Skin Darkening: A Telltale Sign of Addison’s
One of the most distinctive features of Addison’s disease is skin hyperpigmentation, a darkening that can look like a deep tan, especially on skin creases, gums, scars, and areas exposed to sun. This doesn’t happen in secondary or tertiary adrenal insufficiency, and understanding why helps clarify the biology.
When damaged adrenal glands can’t produce enough cortisol, the brain responds by ramping up production of a precursor molecule that gets broken down into multiple hormones at once. Among them is melanocyte-stimulating hormone, which triggers skin cells to produce more pigment. In secondary and tertiary forms, the brain isn’t sending these amplified signals, so pigment production stays normal. Once someone with Addison’s starts treatment, the darkening typically fades within a few months.

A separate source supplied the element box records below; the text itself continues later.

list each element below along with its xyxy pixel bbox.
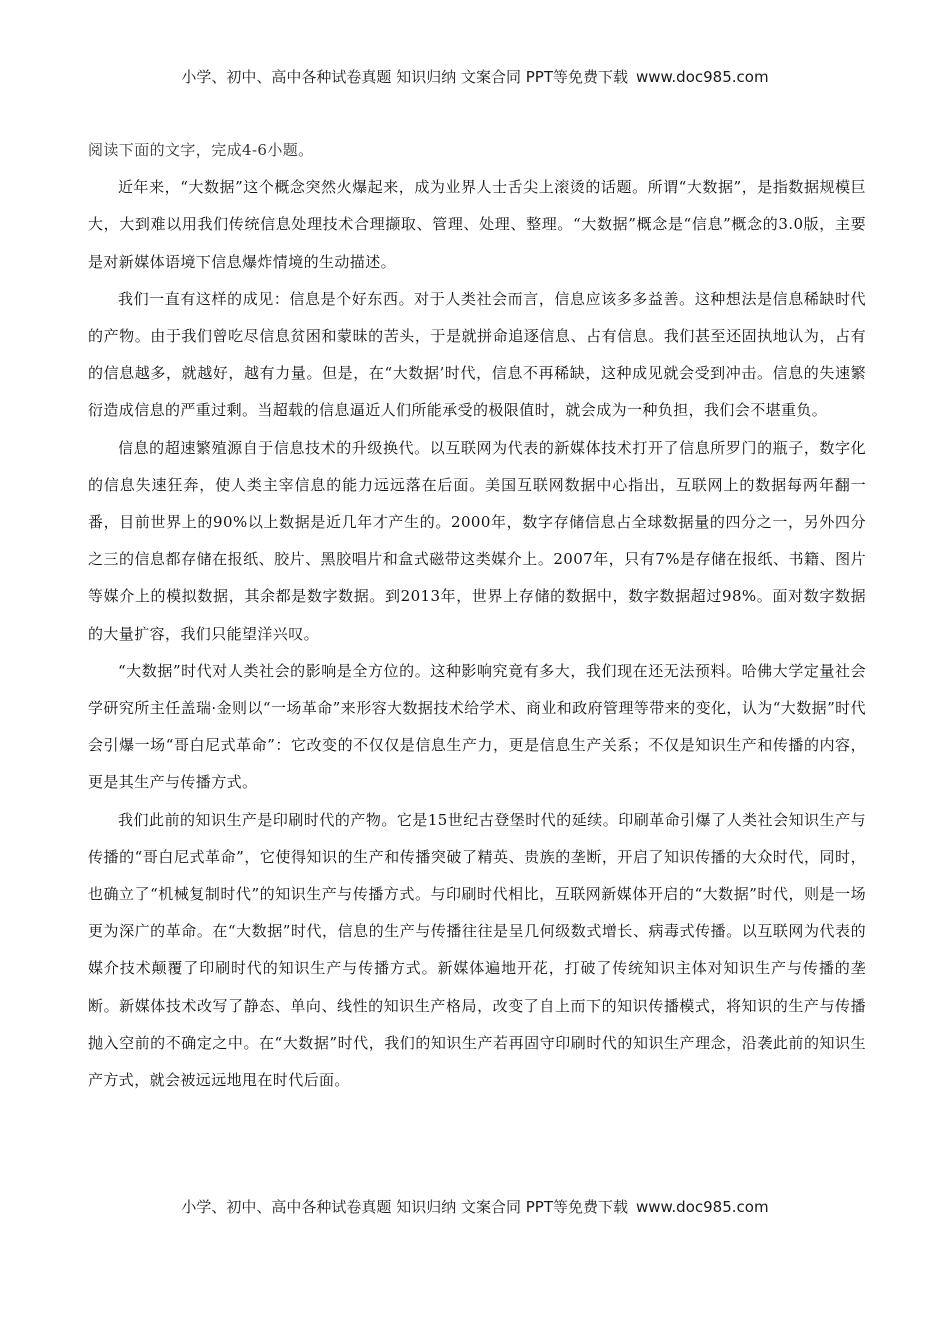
paragraph-1: 近年来，“大数据”这个概念突然火爆起来，成为业界人士舌尖上滚烫的话题。所谓“大数据”，是指数据规模巨大，大到难以用我们传统信息处理技术合理撷取、管理、处理、整理。“大数据”概念是“信息”概念的3.0版，主要是对新媒体语境下信息爆炸情境的生动描述。 [88,178,866,271]
footer-banner-text: 小学、初中、高中各种试卷真题 知识归纳 文案合同 PPT等免费下载 [181,1198,628,1216]
footer-banner [0,1196,950,1217]
reading-passage [88,132,866,1099]
paragraph-5: 我们此前的知识生产是印刷时代的产物。它是15世纪古登堡时代的延续。印刷革命引爆了人类社会知识生产与传播的“哥白尼式革命”，它使得知识的生产和传播突破了精英、贵族的垄断，开启了知识传播的大众时代，同时，也确立了“机械复制时代”的知识生产与传播方式。与印刷时代相比，互联网新媒体开启的“大数据”时代，则是一场更为深广的革命。在“大数据”时代，信息的生产与传播往往是呈几何级数式增长、病毒式传播。以互联网为代表的媒介技术颠覆了印刷时代的知识生产与传播方式。新媒体遍地开花，打破了传统知识主体对知识生产与传播的垄断。新媒体技术改写了静态、单向、线性的知识生产格局，改变了自上而下的知识传播模式，将知识的生产与传播抛入空前的不确定之中。在“大数据”时代，我们的知识生产若再固守印刷时代的知识生产理念，沿袭此前的知识生产方式，就会被远远地甩在时代后面。 [88,810,866,1090]
header-banner-link[interactable]: www.doc985.com [635,68,769,86]
header-banner [0,66,950,87]
footer-banner-link[interactable]: www.doc985.com [635,1198,769,1216]
passage-instruction: 阅读下面的文字，完成4-6小题。 [88,141,314,159]
paragraph-2: 我们一直有这样的成见：信息是个好东西。对于人类社会而言，信息应该多多益善。这种想法是信息稀缺时代的产物。由于我们曾吃尽信息贫困和蒙昧的苦头，于是就拼命追逐信息、占有信息。我们甚至还固执地认为，占有的信息越多，就越好，越有力量。但是，在“大数据’时代，信息不再稀缺，这种成见就会受到冲击。信息的失速繁衍造成信息的严重过剩。当超载的信息逼近人们所能承受的极限值时，就会成为一种负担，我们会不堪重负。 [88,289,866,420]
header-banner-text: 小学、初中、高中各种试卷真题 知识归纳 文案合同 PPT等免费下载 [181,68,628,86]
paragraph-3: 信息的超速繁殖源自于信息技术的升级换代。以互联网为代表的新媒体技术打开了信息所罗门的瓶子，数字化的信息失速狂奔，使人类主宰信息的能力远远落在后面。美国互联网数据中心指出，互联网上的数据每两年翻一番，目前世界上的90%以上数据是近几年才产生的。2000年，数字存储信息占全球数据量的四分之一，另外四分之三的信息都存储在报纸、胶片、黑胶唱片和盒式磁带这类媒介上。2007年，只有7%是存储在报纸、书籍、图片等媒介上的模拟数据，其余都是数字数据。到2013年，世界上存储的数据中，数字数据超过98%。面对数字数据的大量扩容，我们只能望洋兴叹。 [88,438,866,643]
paragraph-4: “大数据”时代对人类社会的影响是全方位的。这种影响究竟有多大，我们现在还无法预料。哈佛大学定量社会学研究所主任盖瑞·金则以“一场革命”来形容大数据技术给学术、商业和政府管理等带来的变化，认为“大数据”时代会引爆一场“哥白尼式革命”：它改变的不仅仅是信息生产力，更是信息生产关系；不仅是知识生产和传播的内容，更是其生产与传播方式。 [88,661,866,792]
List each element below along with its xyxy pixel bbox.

How Adrenal Insufficiency Is Diagnosed
Because the symptoms of adrenal insufficiency are often vague, including fatigue, weight loss, nausea, and muscle weakness, diagnosis can take time. The gold standard test for primary adrenal insufficiency is the ACTH stimulation test. A synthetic version of the hormone that normally tells your adrenal glands to produce cortisol is injected, and blood cortisol is measured 30 to 60 minutes later. Historically, a cortisol response below 18 micrograms per deciliter was considered diagnostic. More recent research suggests a lower cutoff of 14 to 15 micrograms per deciliter may be more accurate with modern lab assays, reducing false positives.
Additional blood work looking at sodium, potassium, and blood sugar levels helps distinguish primary from secondary forms. Low sodium paired with high potassium points toward Addison’s, while low blood sugar without those electrolyte shifts is more typical of secondary adrenal insufficiency.
Treatment Across All Types
All forms of adrenal insufficiency require replacing the cortisol your body can’t make on its own. The standard replacement is hydrocortisone at 15 to 25 milligrams per day, split into multiple doses to mimic the body’s natural cortisol rhythm. Alternatives include prednisolone at 3 to 5 milligrams daily or cortisone acetate at 20 to 35 milligrams daily.
People with Addison’s disease also need a mineralocorticoid replacement to compensate for the lost aldosterone. The dose is adjusted based on blood tests monitoring the renin-angiotensin system. This extra medication is not needed in secondary or tertiary adrenal insufficiency, since aldosterone production is typically preserved.
Adjusting Medication During Illness or Stress
One of the most important things to understand about living with any form of adrenal insufficiency is that your body can’t mount a normal cortisol response to physical stress. A healthy body automatically surges cortisol during illness, injury, or surgery. Yours won’t, and the gap can become life-threatening.
The general approach is called “sick day rules.” During a fever above 38°C (100.4°F) or any illness requiring bed rest, you double your normal oral dose. With a fever above 39°C (102.2°F), you triple it. These increased doses continue for at least 72 hours. Before minor procedures like dental work, doubling the dose is also standard. If you’re vomiting and can’t keep pills down, or facing severe illness, trauma, or surgery, an injectable form of hydrocortisone is needed, and most people with adrenal insufficiency are trained to administer this themselves or have a family member who can. There is no need to adjust the mineralocorticoid dose during sick days.
Carrying medical identification and an emergency information card is standard practice, so healthcare providers who encounter you in an emergency know to administer hydrocortisone immediately rather than waiting for test results.